Mainly, it was his control. He threw first pitch strikes 67 percent of the time and threw 60 percent of his pitches in the zone, forcing batters to more often than not hit behind in the count. He was elite in not walking batters. He was able to locate his pitches up, which is important with a four-seamer and it’s hallucinatory “rise”.
George Kontos explains why Jake McGee trains with baseballs that look like hockey pucks pic.twitter.com/jRQYqDlkOB
— SF Giants on NBCS (@NBCSGiants) May 19, 2021
This might just be me, but I think another element to McGee’s success is his “strangeness.” We all love a quirky relief pitcher, and McGee is quirky, ironically, because of how plain he is: A clean-shaven, straight shooter throwing the ol’ “country hardball” as Mike Krukow says. He’s a different look for an opposing hitter, an increasingly valued characteristic when front offices are assembling their bullpens and starting rotations.
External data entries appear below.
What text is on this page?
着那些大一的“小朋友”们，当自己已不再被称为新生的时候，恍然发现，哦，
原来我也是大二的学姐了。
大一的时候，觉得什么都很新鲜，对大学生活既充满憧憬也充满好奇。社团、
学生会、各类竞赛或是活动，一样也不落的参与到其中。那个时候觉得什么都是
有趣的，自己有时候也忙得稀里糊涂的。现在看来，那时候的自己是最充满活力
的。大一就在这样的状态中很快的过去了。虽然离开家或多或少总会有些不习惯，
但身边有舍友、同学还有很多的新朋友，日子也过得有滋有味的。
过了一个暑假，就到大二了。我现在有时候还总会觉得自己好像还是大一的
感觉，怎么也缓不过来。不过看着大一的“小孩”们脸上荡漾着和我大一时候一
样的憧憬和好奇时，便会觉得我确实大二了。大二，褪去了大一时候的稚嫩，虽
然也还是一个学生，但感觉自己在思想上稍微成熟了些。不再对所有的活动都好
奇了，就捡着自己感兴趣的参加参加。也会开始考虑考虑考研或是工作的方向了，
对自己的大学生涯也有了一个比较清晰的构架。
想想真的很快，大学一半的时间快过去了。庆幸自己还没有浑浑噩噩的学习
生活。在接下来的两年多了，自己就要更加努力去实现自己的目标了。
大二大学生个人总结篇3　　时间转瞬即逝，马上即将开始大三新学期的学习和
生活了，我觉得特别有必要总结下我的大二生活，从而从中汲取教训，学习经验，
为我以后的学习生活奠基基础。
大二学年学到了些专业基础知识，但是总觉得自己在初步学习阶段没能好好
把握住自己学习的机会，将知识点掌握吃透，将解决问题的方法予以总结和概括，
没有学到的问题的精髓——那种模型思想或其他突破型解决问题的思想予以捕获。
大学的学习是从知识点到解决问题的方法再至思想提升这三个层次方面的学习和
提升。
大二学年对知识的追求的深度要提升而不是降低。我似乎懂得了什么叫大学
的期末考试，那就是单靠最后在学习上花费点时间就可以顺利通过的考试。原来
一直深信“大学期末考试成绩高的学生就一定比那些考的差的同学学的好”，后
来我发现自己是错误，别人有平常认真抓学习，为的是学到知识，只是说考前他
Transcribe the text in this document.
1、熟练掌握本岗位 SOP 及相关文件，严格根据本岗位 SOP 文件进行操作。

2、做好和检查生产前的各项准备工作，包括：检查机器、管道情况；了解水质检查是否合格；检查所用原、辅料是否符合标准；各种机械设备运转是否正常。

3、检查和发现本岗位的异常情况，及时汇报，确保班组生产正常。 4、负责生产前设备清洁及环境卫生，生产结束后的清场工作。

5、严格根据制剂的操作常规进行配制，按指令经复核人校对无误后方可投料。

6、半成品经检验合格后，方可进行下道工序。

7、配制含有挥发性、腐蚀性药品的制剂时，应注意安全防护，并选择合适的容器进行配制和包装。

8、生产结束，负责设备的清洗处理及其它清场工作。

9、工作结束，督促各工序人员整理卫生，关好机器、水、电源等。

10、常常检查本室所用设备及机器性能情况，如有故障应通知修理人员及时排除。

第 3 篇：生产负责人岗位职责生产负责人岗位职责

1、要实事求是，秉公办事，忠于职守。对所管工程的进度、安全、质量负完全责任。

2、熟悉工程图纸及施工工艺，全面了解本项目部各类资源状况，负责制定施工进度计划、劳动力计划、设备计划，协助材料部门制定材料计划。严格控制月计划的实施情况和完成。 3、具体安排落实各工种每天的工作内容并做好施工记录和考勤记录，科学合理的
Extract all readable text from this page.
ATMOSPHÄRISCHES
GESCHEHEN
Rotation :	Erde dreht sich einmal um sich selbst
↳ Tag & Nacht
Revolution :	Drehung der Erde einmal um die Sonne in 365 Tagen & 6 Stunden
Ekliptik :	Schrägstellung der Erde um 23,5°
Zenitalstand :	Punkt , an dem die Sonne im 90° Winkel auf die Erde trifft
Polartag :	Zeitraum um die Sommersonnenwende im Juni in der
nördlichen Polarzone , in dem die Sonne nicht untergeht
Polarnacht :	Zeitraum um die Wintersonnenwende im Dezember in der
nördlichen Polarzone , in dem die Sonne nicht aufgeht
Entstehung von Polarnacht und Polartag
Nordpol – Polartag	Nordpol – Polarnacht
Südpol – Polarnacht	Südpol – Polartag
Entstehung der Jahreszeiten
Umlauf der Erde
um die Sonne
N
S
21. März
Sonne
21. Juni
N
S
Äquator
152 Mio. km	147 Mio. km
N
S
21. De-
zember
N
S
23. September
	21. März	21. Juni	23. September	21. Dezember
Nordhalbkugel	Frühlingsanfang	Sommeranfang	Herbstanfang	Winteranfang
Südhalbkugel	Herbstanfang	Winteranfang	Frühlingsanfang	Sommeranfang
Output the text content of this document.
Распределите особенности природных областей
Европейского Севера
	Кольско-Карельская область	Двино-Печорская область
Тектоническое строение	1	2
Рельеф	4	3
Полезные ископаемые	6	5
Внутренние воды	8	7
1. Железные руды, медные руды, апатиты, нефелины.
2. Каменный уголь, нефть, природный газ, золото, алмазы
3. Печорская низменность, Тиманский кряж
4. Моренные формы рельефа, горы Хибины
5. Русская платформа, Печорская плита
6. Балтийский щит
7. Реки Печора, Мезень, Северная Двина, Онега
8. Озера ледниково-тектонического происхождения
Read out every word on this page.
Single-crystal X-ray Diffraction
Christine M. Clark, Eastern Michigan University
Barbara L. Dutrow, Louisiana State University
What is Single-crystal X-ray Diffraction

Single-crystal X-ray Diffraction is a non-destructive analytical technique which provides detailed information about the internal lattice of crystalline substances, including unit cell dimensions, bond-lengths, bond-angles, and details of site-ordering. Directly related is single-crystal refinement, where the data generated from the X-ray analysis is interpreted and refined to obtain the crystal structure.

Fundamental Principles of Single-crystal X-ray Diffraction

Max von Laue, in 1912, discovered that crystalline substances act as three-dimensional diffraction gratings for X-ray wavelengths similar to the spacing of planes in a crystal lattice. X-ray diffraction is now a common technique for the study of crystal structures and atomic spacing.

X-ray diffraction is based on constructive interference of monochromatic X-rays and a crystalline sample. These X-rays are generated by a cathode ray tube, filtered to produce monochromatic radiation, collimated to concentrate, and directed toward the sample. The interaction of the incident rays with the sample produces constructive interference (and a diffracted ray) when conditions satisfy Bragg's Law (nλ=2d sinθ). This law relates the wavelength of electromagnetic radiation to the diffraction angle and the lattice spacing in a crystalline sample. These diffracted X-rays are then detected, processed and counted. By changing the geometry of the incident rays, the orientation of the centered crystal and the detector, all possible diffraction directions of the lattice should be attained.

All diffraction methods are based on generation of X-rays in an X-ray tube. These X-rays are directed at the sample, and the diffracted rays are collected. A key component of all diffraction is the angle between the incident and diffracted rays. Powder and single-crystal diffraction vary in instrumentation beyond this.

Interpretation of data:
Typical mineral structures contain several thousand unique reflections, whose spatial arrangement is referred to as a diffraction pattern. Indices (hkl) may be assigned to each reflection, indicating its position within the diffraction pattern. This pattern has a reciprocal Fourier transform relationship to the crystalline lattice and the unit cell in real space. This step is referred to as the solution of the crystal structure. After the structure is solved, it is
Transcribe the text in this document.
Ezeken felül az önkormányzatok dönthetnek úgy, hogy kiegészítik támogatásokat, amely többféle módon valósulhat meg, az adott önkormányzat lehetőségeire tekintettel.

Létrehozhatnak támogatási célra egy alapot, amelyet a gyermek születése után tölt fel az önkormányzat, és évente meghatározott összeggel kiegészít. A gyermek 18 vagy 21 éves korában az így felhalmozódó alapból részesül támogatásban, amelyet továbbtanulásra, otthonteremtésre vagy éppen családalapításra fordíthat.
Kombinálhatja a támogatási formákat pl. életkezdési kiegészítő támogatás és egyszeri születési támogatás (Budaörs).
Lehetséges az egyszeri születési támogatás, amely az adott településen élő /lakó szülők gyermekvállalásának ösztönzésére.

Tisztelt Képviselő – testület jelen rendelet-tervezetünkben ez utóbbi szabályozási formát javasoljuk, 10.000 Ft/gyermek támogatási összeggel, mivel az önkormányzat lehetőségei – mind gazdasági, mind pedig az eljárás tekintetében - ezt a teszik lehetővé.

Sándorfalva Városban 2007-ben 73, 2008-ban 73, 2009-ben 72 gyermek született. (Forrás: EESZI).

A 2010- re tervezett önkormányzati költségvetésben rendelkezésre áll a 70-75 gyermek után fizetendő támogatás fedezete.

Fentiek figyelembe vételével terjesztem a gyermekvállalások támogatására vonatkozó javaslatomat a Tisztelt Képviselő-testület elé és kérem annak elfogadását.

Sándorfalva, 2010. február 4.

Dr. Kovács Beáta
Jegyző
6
Imagine going from Tyler Rogers submarine-frisbee-toss-thing to Jake McGee…it’s discombobulating!
McGee’s resurgence occurred last year after he left Colorado and became a Dodger (very annoying how that’s been happening more and more lately). It was then he turned himself into a one-trick pony. In 2020, he threw his four-seamer 96 % (!) of the time and his season totals were dominant. It’s a smaller sample size for sure and the Los Angeles Dodgers had the depth and flexibility to use him mainly against right-handed batters–but this year he regressed in a considerable amount of categories. Most notably his strikeout rate dropped from 41.8% in 2020 to 24.3% in 2021. His Whiff percentage fell off a cliff as well, from 34 % to 20%.
Again it’s hard to compare 2020 stats to other seasons, but a sharp decline in these categories might be red flags, warranting close observation by Giants coaches at the start of 2022.
Another reminder of our mortality: McGee will also be turning 36, and fastballs do not particularly age well. He
He was able to maintain his average velocity (94.9 MPH) from ‘20 to ‘21, but I’m skeptical if that number will stay there for much longer. Maybe we’ll see his slider usage tick up? Go from 9.9% to something like 11% or 12%—I can’t see him straying much more from what has worked so well for him these past two seasons.
Jake McGee was the anticipated closer when he was signed last February, but I think its clear that Gabe Kapler is going to expect his bullpen arms to be flexible and ready to take the mound in any situation. We’ll see McGee in the 9th. We’ll see him the 8th, setting up Tyler Rogers or Camilo Doval. We might see him coming in for a big out to shut down the 7th...
All I know for sure is Jake McGee is going to throw a lot of fastballs next year.